Adding a normal distribution to a bar chart in R

I want to plot a histogram and then overlay that with a normal distribution that represents the distribution of the data. However, my data is already counted:

df<- structure(list(trips = c(12955L, 36890L, 47035L, 48650L, 70910L, 
93755L, 45315L, 16565L, 4725L, 9460L), dist.km = c(0.5, 2, 4, 
8.5, 12.5, 17.5, 22.5, 27.5, 32.5, 42.5), share = c(0.03, 0.09, 
0.12, 0.13, 0.18, 0.24, 0.12, 0.04, 0.01, 0.02)), row.names = c(NA, 
-10L), class = c("tbl_df", "tbl", "data.frame"))

Since the data is already counted, I can use barplot instead of hist:

barplot(df$share, 
          names.arg=census.car$dist.km,
          col="orange", 
          xlab="km", 
          ylab="trips")

Two questions:

Is there a way to plot the histogram directly instead of using barplot in this case?
How can I overlay this bar plot with a normal distribution line that fits my data?

Solution

Q1: if you do not have the original data, then you cannot use hist.

Q2: with some work.

First, barplot does not provide a discrete x-axis. Looking at your plot, this is clearly shown where the spacing between the first two columns (2-0.5 = 1.5) is the same as the last two columns (42.5-32.5 = 10). You can get the x-axis mid-points by looking at the (invisible) return value of barplot:

(barplot(df$share, names.arg=df$dist.km,
         col="orange", xlab="km", ylab="trips"))
#       [,1]
#  [1,]  0.7
#  [2,]  1.9
#  [3,]  3.1
#  [4,]  4.3
#  [5,]  5.5
#  [6,]  6.7
#  [7,]  7.9
#  [8,]  9.1
#  [9,] 10.3
# [10,] 11.5

The points are equi-distant despite the actual points not doing that. This equi-distance is because R is effectively assuming categorical data, not continuous.

To compensate for that, we can either adjust the width of the plots or the space between them. If we changed the width, then we would be conflating width with visual importance, something we should avoid, so let's go with "space":

(bp <- barplot(df$share, names.arg=df$dist.km,
               space = c(0, diff(df$dist.km)),
               col="orange", xlab="km", ylab="trips"))
#       [,1]
#  [1,]  0.5
#  [2,]  3.0
#  [3,]  6.0
#  [4,] 11.5
#  [5,] 16.5
#  [6,] 22.5
#  [7,] 28.5
#  [8,] 34.5
#  [9,] 40.5
# [10,] 51.5

In order to plot a normal curve, we need the original distribution's mean and standard deviation. Without the original data, we can approximate it with weighted mean and weighted standard deviation, both provided by the Hmisc package.

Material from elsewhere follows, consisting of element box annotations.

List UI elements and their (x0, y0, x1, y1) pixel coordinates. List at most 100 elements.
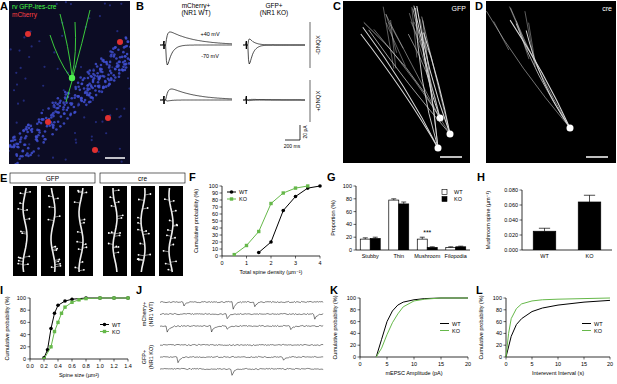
legend-swatch (442, 190, 447, 195)
y-tick-label: 20 (496, 342, 502, 348)
traces-b (160, 32, 305, 104)
legend-label: WT (112, 322, 121, 328)
nucleus (28, 127, 31, 130)
x-tick-label: 0 (504, 361, 507, 367)
nucleus (116, 65, 119, 68)
nucleus (16, 122, 18, 124)
spine (168, 270, 172, 271)
nucleus (65, 158, 67, 160)
y-tick (28, 346, 31, 347)
nucleus (80, 83, 83, 86)
series-line (376, 298, 468, 357)
y-tick (220, 235, 223, 236)
nucleus (20, 67, 22, 69)
spine (18, 209, 23, 210)
nucleus (27, 147, 30, 150)
nucleus (105, 85, 108, 88)
nucleus (105, 132, 107, 134)
condition-label: +DNQX (315, 91, 321, 112)
nucleus (105, 61, 108, 64)
nucleus (81, 100, 84, 103)
y-tick (354, 186, 357, 187)
dendrite (374, 29, 450, 134)
legend-label: KO (594, 328, 603, 334)
spine (144, 254, 150, 255)
y-tick-label: 0 (499, 354, 502, 360)
nucleus (53, 51, 55, 53)
x-tick (86, 359, 87, 362)
dendrite (420, 19, 428, 64)
legend-swatch (440, 330, 449, 331)
nucleus (27, 124, 30, 127)
bar (456, 247, 466, 250)
marker (53, 311, 57, 315)
nucleus (93, 74, 96, 77)
nucleus (37, 134, 40, 137)
nucleus (126, 40, 129, 43)
x-axis-label: Spine size (µm²) (59, 372, 99, 378)
spine-head (175, 260, 177, 262)
marker (257, 230, 260, 233)
spine (53, 250, 57, 251)
holding-label: +40 mV (200, 31, 219, 37)
y-tick-label: 70 (212, 204, 218, 210)
nucleus (63, 89, 65, 91)
nucleus (83, 77, 86, 80)
nucleus (101, 91, 104, 94)
nucleus (35, 135, 38, 138)
panel-letter: H (477, 171, 485, 183)
soma (567, 125, 574, 132)
spine-head (118, 189, 120, 191)
nucleus (45, 117, 48, 120)
nucleus (57, 121, 60, 124)
nucleus (128, 88, 130, 90)
spine (117, 215, 123, 216)
chart: I0204060801000.00.20.40.60.81.01.21.4Spi… (0, 284, 132, 378)
nucleus (12, 139, 15, 142)
spine (140, 243, 144, 244)
marker (63, 305, 66, 308)
x-tick (558, 357, 559, 360)
spine-head (137, 222, 139, 224)
nucleus (22, 150, 25, 153)
nucleus (114, 68, 117, 71)
chart: F010203040506070809010001234Total spine … (189, 171, 322, 275)
spine (20, 203, 23, 204)
nucleus (73, 96, 76, 99)
spine (79, 192, 83, 193)
y-tick-label: 100 (343, 183, 352, 189)
y-tick (504, 298, 507, 299)
x-tick-label: KO (586, 253, 595, 259)
spine-head (56, 248, 58, 250)
group-label: GFP (46, 175, 59, 182)
x-tick-label: Filopodia (445, 253, 468, 259)
spine-head (150, 193, 152, 195)
y-tick (504, 345, 507, 346)
bracket (310, 22, 311, 68)
spine (54, 259, 59, 260)
spine (138, 255, 144, 256)
y-tick (28, 359, 31, 360)
nucleus (55, 128, 58, 131)
image (343, 1, 470, 163)
dendrite (79, 188, 83, 272)
series-line (506, 300, 610, 357)
nucleus (38, 118, 41, 121)
spine (80, 220, 85, 221)
nucleus (9, 150, 10, 153)
panel-letter: L (476, 284, 483, 296)
nucleus (42, 135, 45, 138)
y-tick-label: 0.060 (504, 202, 518, 208)
spine-head (148, 233, 150, 235)
nucleus (91, 87, 94, 90)
nucleus (101, 121, 103, 123)
y-tick-label: 80 (350, 307, 356, 313)
nucleus (54, 101, 57, 104)
dendrite (416, 8, 438, 148)
spine-head (167, 229, 169, 231)
x-tick-label: Stubby (362, 253, 379, 259)
nucleus (64, 93, 67, 96)
soma (69, 75, 75, 81)
nucleus (114, 46, 117, 49)
x-tick (610, 357, 611, 360)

mu <- Hmisc::wtd.mean(df$dist.km, df$trips)
sigma <- sqrt(Hmisc::wtd.var(df$dist.km, weights = df$trips))
c(mu, sigma)
# [1] 13.565338  8.911899

Unfortunately, as we see in the output from the second barplot above, the x-axis is not on the same scale as the data. Luckily, it's still continuous and linear for us, so we just need to adjust for that. We can calculate it manually, but for the sake of argument, here's a back-transformation function:

func <- function(a) {
  (min(df$dist.km) - bp[1,1]) + # the offset, happens to be 0 here since
                                # the first datapoint is exactly 0.5
    a * diff(range(bp[,1])) / diff(range(df$dist.km))
}

mu2 <- func(mu)
sigma2 <- sigma
c(mu2, sigma2)
# [1] 16.472196  8.911899

Notice that we do not adjust the deviation: recall (from your statistics class) that when you add a value to all data in the source, the "location" stats (e.g., mean, median) are adjusted similarly (add the value) but the variance is unchanged.

So we can now use curve to add that to the plot:

curve(dnorm(x, mean=mu2, sd=sigma2),
      col = "red", lwd = 2, add=TRUE)

Note: The function call we gave as the first argument to curve needs the x variable there, even though we haven't defined it. This is used internally to curve and replaced with the actual vector of values. It can be different, perhaps with curve(dnorm(yy,...), xname="yy").

Aesthetically it is not high enough ... we can scale it with the max frequency:

# start over
bp <- barplot(df$share, names.arg=df$dist.km,
              space = c(0, diff(df$dist.km)),
              col="orange", xlab="km", ylab="trips")
curve(dnorm(x, mean=mu2, sd=sigma2) / max(df$share),
      col = "red", lwd = 2, add=TRUE)

Last point: this normal curve is an approximation, and though it is good it is still imperfect. If you have the original data, it would be much better to use hist and actual mu/sigma values.